Они шли через рощу мимо грота.
— Формально говоря, — рассуждала Ада, — мы с тобой двоюродные по материнской линии, а двоюродным нужно специальное разрешение для вступления в брак, они должны обещать, что первые пятеро из их потомства будут подвергнуты стерилизации. Но, кроме того, свекор моей матери — брат твоего деда. Ведь так?
— Да, все так! — с грустью отозвался Ван.
— Не достаточно дальнее родство, — задумчиво произнесла Ада, — или достаточное?
— Чем далее, тем лучше.
— Забавно… у меня как раз… в голове возникла эта фраза, только фиолетовыми буковками, а у тебя получилось оранжевыми…{51} буквально за секунду перед тем, как ты сказал… Сказал… сигнал… Так, сначала видишь дым вдали, а потом слышишь грохот пушки. С физической точки зрения, — продолжала Ада, — мы с тобой скорее близнецы, чем двоюродные, а близнецам, даже просто брату с сестрой, нельзя жениться, разумеется, нет, иначе им грозит тюрьма, а будут упорствовать, их «выхолостят».
— Если только, — заметил Ван, — специальным указом их не провозгласят двоюродными.
(Ван уже отпирал дверь — ту самую, зеленую, в которую они, каждый в своем сне, так часто колотили бесплотными кулаками.)
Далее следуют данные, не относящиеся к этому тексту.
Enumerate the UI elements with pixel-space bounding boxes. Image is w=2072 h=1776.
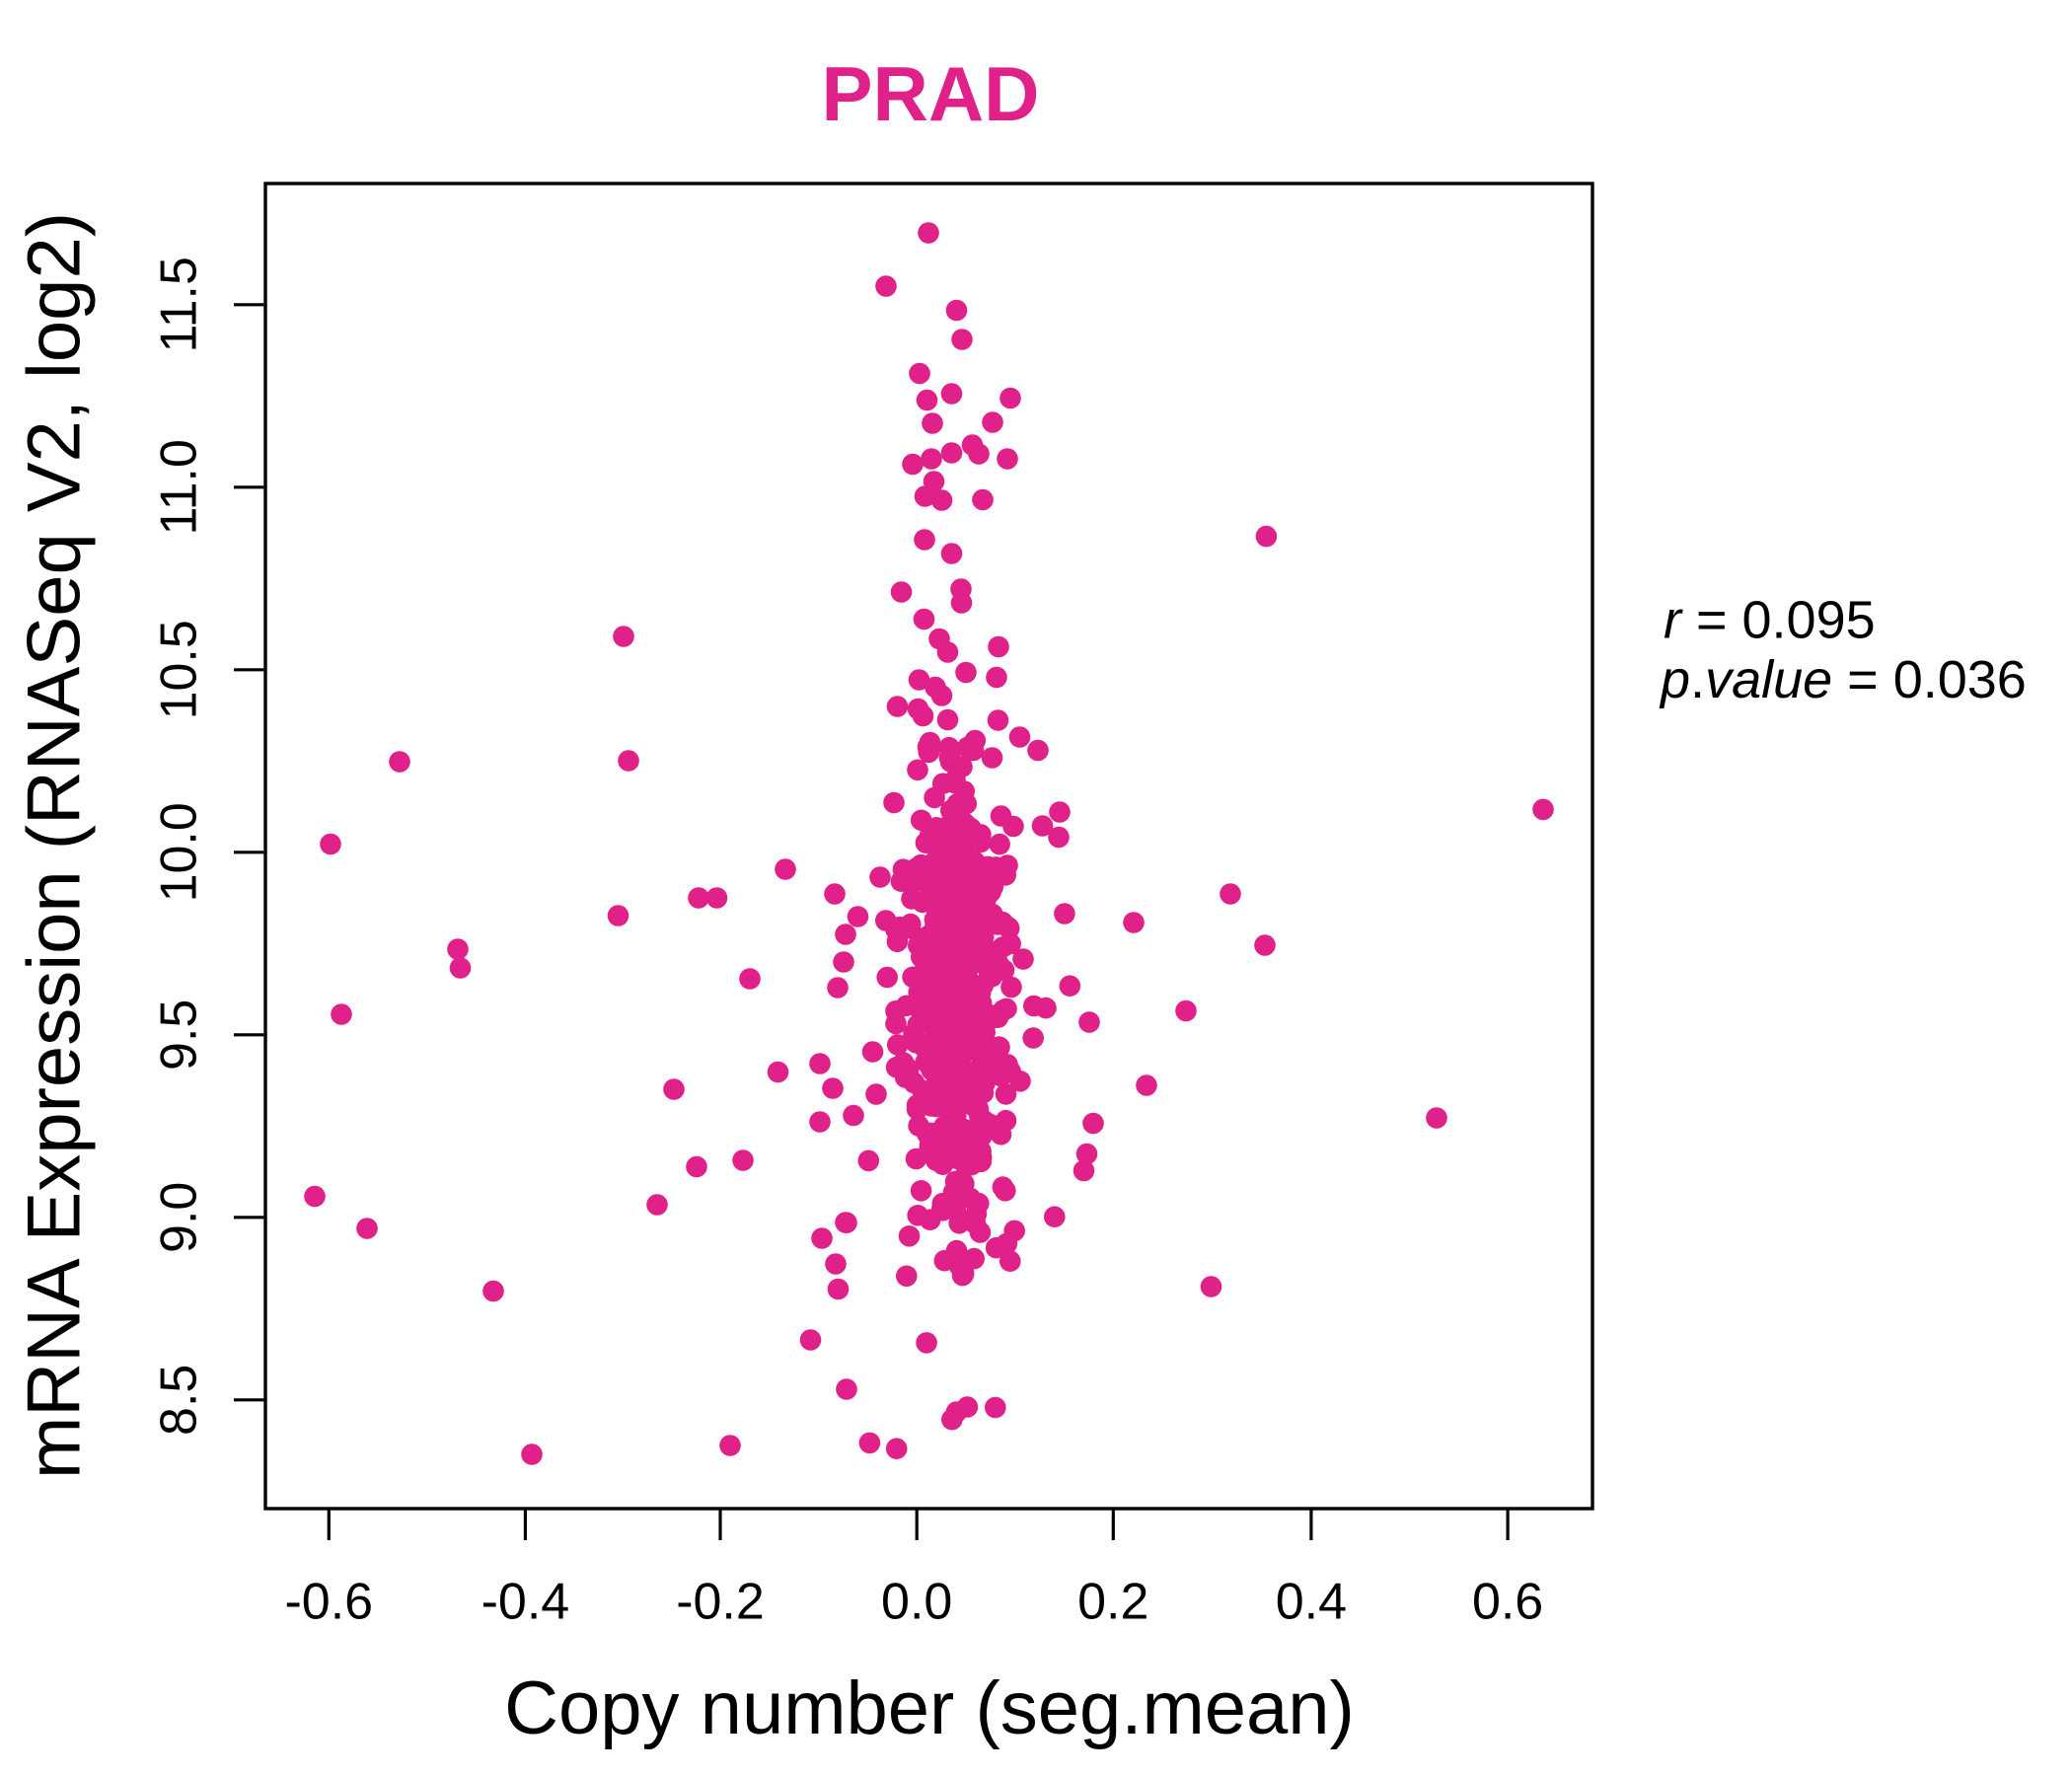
svg-text:-0.6: -0.6 bbox=[284, 1574, 373, 1631]
svg-text:0.4: 0.4 bbox=[1276, 1574, 1347, 1631]
svg-text:11.0: 11.0 bbox=[151, 439, 208, 535]
svg-text:0.0: 0.0 bbox=[881, 1574, 952, 1631]
svg-text:8.5: 8.5 bbox=[151, 1365, 208, 1436]
svg-text:10.0: 10.0 bbox=[151, 802, 208, 902]
svg-text:r = 0.095: r = 0.095 bbox=[1664, 591, 1876, 650]
svg-text:mRNA Expression (RNASeq V2, lo: mRNA Expression (RNASeq V2, log2) bbox=[12, 212, 96, 1479]
svg-text:PRAD: PRAD bbox=[821, 50, 1039, 137]
svg-text:-0.2: -0.2 bbox=[676, 1574, 765, 1631]
svg-text:Copy number (seg.mean): Copy number (seg.mean) bbox=[504, 1666, 1355, 1750]
svg-text:9.5: 9.5 bbox=[151, 999, 208, 1071]
svg-text:11.5: 11.5 bbox=[151, 257, 208, 352]
svg-text:9.0: 9.0 bbox=[151, 1182, 208, 1253]
svg-text:0.2: 0.2 bbox=[1077, 1574, 1148, 1631]
svg-text:p.value = 0.036: p.value = 0.036 bbox=[1659, 650, 2027, 709]
svg-text:-0.4: -0.4 bbox=[481, 1574, 570, 1631]
svg-text:0.6: 0.6 bbox=[1472, 1574, 1543, 1631]
svg-text:10.5: 10.5 bbox=[151, 620, 208, 719]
В другой раз во время велосипедной прогулки (с несколькими остановками) по лесным тропкам и проселочным дорогам — вскоре после той ночи, Когда Горел Амбар, но до того, как обнаружили на чердаке гербарий, увидев в нем подтверждение тому, что уж сами предчувствовали со смутным наслаждением и именно физически, без моральных угрызений, — Ван вскользь упомянул, что родился в Швейцарии и в детстве дважды бывал за границей. Ада сказала, что была один раз. Лето в основном проводит в Ардисе; зиму — в их городском доме в Калуге — в двух верхних этажах чертога (палаццо) Земских.